While Secretary Clinton's reaction to a question in Congo may not have any political
repercussions, some foreign policy analysts say it reflects her limitations as a diplomat.
Tuesday, August 11, 2009
In case it wasn't clear before, Hillary Clinton -- not her husband -- is the nation's top diplomat.
The secretary of state curtly sent that message to a Congolese university student who asked her Monday through a translator what "Mr. Clinton" thinks about China's growing influence.
Turns out, though, the student was trying to ask what President Obama thought.
Some foreign policy analysts said while her reaction may not have any political repercussions, it reflects her limitations as a diplomat.
"If a student in the Congo can get under your skin with a mistranslation and you're unable to deflect it in a gracious diplomatic way, one gets a little concerned when an issue of more consequence comes along and she might indulge in a personal perspective as opposed to something that's good for the country as a whole," said Robert Schadler, senior fellow in public diplomacy at the American Foreign Policy Council.
"It's inappropriate for a diplomat to be so harshly personal," Schadler added. "You can't imagine the great secretaries of state with expressing that unnecessary personal view when they would be overseas and talking to a foreign audience."
Others told FOXNews.com that Clinton's outburst seemed to be a reaction to her struggle to assert herself as the face and voice of U.S. foreign policy, especially after her husband's successful mission last week to retrieve two American journalists from a North Korean prison.
Hillary Clinton's first six months as top diplomat have been overshadowed by the president's ambitious travels, heavyweight special envoys assigned to the world's critical hotspots and her husband's high-profile mission -- which coincided with her arrival in Africa on a seven-nation trip.
In the Congo on Monday, a university student asked her what her husband thought about a multibillion-dollar Chinese loan offer to the country.
"Wait, you want to know what my husband thinks?" she replied in an angry outburst. "My husband is not the secretary of state. I am. You ask my opinion, I will tell you my opinion. I am not going to be channeling my husband."
Clinton then quickly recovered her cool and moved on to other subjects.
State Department officials said the student approached Clinton afterward and told her he had meant to ask what Obama, not Bill Clinton, thought about the offer. It was not clear whether the French-speaking student or translator had made an error. The student and secretary eventually shook hands.
"It was a flippish response. I think it was far from diplomatic," said Ray Walser, a senior policy analyst at The Heritage Foundation and a career Foreign Service officer with the State Department for 27 years until 2007. "I think it shows this constant wear and tear about who's in charge."
But Doug Schoen, a former adviser to President Clinton and FOX News contributor, said Hillary Clinton was a victim of circumstances.

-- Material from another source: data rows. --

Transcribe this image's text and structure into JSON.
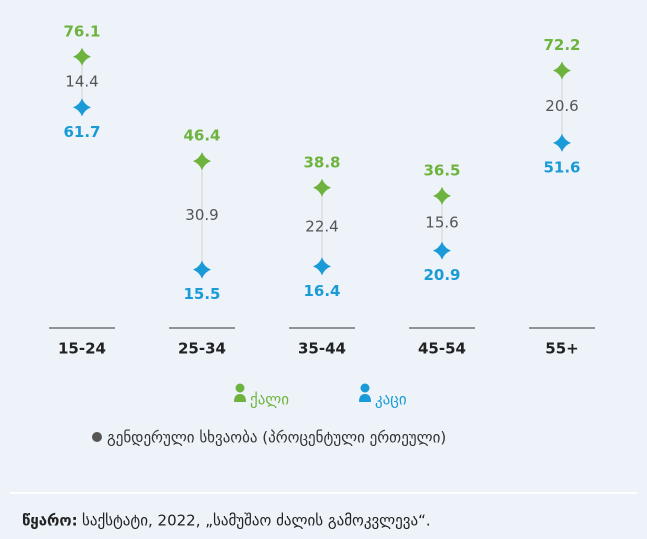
{
  "chart_data": {
    "type": "dumbbell",
    "categories": [
      "15-24",
      "25-34",
      "35-44",
      "45-54",
      "55+"
    ],
    "series": [
      {
        "name": "ქალი",
        "color": "#6fb33f",
        "values": [
          76.1,
          46.4,
          38.8,
          36.5,
          72.2
        ]
      },
      {
        "name": "კაცი",
        "color": "#1a9bd7",
        "values": [
          61.7,
          15.5,
          16.4,
          20.9,
          51.6
        ]
      }
    ],
    "gap": {
      "name": "გენდერული სხვაობა (პროცენტული ერთეული)",
      "color": "#555555",
      "values": [
        14.4,
        30.9,
        22.4,
        15.6,
        20.6
      ]
    },
    "ylim": [
      0,
      90
    ],
    "source": {
      "label": "წყარო:",
      "text": "საქსტატი, 2022, „სამუშაო ძალის გამოკვლევა“."
    }
  }
}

"She is on an exhausting 11-day, seven-nation tour. She was tired," he told FOX News. "This was also a forum about women, sexual exploitation, rape. So to ask a man's opinion when the focus is women is a little sensitive. And President Clinton had just come from this successful visit to North Korea. So you might understand why at this particular time sensitivities were heightened."
Others said Clinton's reaction provides more fodder for debate about the former first couple's complicated relationship.

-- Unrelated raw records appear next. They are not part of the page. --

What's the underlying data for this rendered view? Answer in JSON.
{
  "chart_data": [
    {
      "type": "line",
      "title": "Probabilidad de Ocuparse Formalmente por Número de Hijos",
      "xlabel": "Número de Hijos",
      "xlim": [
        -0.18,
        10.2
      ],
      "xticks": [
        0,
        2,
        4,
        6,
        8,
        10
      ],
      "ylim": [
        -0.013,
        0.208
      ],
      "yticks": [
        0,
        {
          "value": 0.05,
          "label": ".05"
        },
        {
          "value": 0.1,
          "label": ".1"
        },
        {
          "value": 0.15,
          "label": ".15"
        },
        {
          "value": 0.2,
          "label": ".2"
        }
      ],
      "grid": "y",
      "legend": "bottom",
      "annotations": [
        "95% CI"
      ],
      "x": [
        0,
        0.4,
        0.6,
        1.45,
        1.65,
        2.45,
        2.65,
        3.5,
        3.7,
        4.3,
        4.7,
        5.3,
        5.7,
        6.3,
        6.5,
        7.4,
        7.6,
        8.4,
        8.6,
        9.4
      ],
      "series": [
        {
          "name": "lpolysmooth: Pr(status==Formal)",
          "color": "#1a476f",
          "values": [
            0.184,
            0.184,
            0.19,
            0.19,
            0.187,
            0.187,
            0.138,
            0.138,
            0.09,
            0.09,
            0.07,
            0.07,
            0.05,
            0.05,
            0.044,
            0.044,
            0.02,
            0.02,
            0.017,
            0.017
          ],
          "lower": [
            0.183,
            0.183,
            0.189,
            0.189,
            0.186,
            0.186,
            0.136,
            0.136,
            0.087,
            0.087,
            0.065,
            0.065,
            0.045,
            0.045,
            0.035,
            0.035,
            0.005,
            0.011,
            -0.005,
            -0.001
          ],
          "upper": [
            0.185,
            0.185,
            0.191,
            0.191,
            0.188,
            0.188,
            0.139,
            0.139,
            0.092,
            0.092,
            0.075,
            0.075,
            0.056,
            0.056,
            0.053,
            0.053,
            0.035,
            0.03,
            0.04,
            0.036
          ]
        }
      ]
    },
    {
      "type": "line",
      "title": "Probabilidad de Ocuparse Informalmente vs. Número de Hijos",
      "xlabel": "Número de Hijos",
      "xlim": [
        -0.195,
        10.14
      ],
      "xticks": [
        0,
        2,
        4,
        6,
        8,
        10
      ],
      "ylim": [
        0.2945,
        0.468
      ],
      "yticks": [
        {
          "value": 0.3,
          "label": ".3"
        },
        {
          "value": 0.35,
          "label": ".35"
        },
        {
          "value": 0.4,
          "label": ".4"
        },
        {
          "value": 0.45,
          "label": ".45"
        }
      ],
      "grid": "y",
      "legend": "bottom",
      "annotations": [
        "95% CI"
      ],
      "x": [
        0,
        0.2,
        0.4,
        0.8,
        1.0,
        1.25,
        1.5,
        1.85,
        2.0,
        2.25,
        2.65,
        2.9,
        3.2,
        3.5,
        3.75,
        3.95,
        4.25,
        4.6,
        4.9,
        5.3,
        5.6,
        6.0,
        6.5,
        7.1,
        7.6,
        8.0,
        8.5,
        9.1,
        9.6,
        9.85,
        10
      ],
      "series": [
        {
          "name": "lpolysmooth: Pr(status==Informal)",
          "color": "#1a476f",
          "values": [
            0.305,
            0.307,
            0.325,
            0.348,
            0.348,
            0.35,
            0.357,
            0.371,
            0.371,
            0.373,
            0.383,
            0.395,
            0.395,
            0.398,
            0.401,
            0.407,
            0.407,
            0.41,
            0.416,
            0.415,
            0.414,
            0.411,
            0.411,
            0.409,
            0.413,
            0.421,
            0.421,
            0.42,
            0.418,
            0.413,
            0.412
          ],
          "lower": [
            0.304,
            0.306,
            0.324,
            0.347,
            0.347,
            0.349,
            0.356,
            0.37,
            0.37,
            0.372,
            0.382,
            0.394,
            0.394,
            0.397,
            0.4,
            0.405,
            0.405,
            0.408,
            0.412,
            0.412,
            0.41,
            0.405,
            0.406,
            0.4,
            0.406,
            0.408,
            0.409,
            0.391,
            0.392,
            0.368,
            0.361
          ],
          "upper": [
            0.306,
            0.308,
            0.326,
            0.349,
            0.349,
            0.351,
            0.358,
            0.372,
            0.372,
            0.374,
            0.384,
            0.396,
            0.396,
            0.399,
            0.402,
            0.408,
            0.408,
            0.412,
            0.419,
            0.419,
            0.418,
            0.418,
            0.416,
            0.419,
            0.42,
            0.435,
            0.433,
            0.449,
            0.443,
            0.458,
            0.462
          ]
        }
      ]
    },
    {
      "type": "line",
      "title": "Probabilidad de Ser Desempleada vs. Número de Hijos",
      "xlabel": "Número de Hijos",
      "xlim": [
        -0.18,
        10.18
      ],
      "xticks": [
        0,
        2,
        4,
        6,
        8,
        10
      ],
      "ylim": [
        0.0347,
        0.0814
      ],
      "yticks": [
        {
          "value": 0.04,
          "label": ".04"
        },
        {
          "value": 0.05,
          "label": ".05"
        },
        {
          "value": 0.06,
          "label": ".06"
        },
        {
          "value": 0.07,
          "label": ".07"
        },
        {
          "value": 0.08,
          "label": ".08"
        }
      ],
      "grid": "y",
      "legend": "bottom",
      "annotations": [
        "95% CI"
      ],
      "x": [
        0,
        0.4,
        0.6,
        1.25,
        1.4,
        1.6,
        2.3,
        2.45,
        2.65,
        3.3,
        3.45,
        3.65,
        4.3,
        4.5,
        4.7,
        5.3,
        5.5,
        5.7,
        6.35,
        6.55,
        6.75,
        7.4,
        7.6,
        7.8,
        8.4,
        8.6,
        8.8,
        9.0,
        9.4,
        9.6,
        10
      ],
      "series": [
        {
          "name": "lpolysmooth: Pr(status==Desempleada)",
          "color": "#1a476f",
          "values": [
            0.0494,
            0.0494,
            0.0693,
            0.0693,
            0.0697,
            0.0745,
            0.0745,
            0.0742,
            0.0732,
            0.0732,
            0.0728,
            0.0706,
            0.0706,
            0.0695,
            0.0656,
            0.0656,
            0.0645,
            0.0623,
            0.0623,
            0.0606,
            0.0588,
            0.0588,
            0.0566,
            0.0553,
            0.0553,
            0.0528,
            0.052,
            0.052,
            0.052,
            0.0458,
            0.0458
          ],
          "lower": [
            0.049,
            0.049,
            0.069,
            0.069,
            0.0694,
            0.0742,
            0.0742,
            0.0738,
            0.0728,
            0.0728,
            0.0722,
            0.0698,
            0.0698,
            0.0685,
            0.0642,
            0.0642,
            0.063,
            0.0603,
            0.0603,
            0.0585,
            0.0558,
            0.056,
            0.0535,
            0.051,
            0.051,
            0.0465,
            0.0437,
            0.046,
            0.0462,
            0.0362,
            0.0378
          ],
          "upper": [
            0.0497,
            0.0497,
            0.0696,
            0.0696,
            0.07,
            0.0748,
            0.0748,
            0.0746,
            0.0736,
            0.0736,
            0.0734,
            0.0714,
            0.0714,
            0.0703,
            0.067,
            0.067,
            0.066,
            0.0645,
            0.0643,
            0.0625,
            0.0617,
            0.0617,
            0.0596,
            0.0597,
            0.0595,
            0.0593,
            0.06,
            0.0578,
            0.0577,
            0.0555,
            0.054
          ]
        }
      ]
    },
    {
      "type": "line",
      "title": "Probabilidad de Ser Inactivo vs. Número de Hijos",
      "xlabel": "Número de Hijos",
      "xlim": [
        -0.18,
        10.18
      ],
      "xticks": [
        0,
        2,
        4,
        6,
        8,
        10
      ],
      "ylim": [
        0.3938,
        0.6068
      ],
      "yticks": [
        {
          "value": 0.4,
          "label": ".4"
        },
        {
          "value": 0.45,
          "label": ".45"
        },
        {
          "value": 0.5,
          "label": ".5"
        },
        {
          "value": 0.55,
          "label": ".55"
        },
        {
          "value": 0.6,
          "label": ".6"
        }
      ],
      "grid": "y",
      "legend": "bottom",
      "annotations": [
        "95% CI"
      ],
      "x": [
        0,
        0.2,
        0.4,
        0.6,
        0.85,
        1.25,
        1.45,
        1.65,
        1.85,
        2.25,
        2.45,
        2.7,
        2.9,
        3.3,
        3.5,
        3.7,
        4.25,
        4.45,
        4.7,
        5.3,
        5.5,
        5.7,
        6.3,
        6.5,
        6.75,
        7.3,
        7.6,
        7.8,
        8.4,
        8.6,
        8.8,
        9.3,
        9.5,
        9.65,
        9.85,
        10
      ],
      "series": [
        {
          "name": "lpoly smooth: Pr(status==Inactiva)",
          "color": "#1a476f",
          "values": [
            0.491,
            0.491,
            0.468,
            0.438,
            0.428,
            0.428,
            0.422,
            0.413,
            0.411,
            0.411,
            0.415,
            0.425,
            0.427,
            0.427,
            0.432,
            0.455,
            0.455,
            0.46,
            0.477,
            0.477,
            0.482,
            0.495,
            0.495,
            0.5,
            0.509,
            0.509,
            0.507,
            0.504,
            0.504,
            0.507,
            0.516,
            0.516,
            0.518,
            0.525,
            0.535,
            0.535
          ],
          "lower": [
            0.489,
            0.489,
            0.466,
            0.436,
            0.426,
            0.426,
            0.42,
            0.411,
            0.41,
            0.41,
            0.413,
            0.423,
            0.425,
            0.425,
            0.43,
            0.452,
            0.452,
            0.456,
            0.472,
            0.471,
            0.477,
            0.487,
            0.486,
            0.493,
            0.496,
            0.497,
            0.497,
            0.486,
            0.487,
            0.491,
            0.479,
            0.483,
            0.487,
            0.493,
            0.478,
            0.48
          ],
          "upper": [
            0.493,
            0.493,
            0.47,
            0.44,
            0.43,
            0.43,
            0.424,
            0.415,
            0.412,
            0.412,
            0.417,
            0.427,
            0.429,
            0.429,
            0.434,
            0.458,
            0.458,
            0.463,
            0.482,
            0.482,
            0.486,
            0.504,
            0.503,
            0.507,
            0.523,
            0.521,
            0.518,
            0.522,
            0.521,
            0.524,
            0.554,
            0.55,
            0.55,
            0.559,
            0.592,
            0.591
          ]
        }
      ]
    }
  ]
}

An accomplished lawyer and politician, Hillary Clinton has struggled for decades to balance her interests and ambitions against her husband's. Unnamed friends told The Associated Press that she supported his career while looking to blaze a trail of her own -- at times proud of, and benefiting from, Bill Clinton's accomplishments, and at other times frustrated by his failings and his habit of overshadowing her.
Walser said Clinton's reaction reminded him of Secretary of State Al Haig telling reporters, "I am in control here," when President Reagan was hospitalized in 1981 after an assassination attempt.
His comment was seen by some critics as an attempt to exceed his authority.